Program Details

Zora Neale Hurston: Their Eyes Were Watching God - Boca Raton

Instructor
Sika Dagbovie-Mullins
FS11292

Course Description

Zora Neale Hurston's 1937 novel, "Their Eyes Were Watching God," is an American classic. This powerful and brilliant novel tells the story of Janie Mae Crawford and her search for self-actualization as a black woman in the early twentieth century. Hurston was raised in Eatonville, Florida, and sets her novel in rural Florida, a place she described in a letter where "the air is sweet, yes, literally sweet." This guided discussion will thus pay close attention to the role of place in the novel and offer an overview of the novel's thematic concerns and ideas, as well as present more in-depth analyses of various textual moments. Participants are encouraged to read the novel before the discussion.
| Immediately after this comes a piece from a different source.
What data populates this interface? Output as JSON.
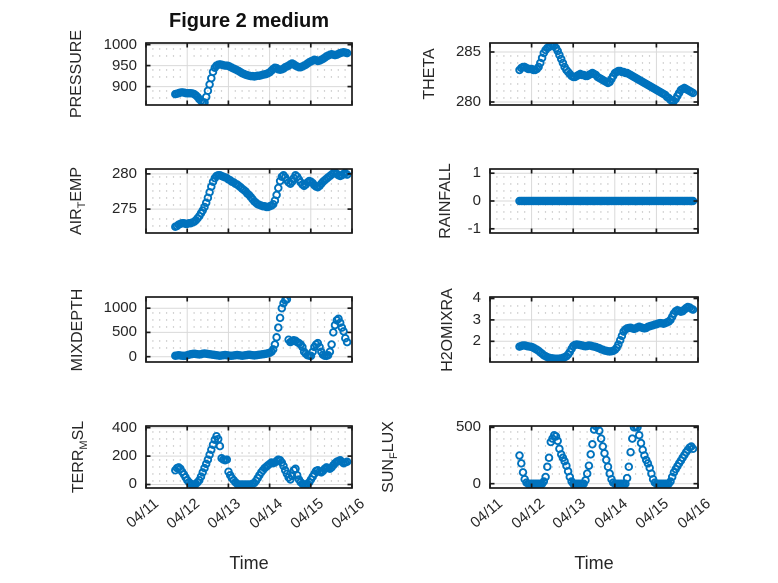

Space is limited. "More classes with Sika and more classes like this, please!"- OLLI Patron

About the Instructor

  • Sika Dagbovie-Mullins is a professor in the Department of English where she specializes in twentieth and twenty-first century African American literature. She is author of Crossing B(l)ack: Mixed Race Identity in Modern American Fiction and Culture (University of Tennessee Press, 2013) and co-editor of Mixed-Race Superheroes (Rutgers University Press, 2021).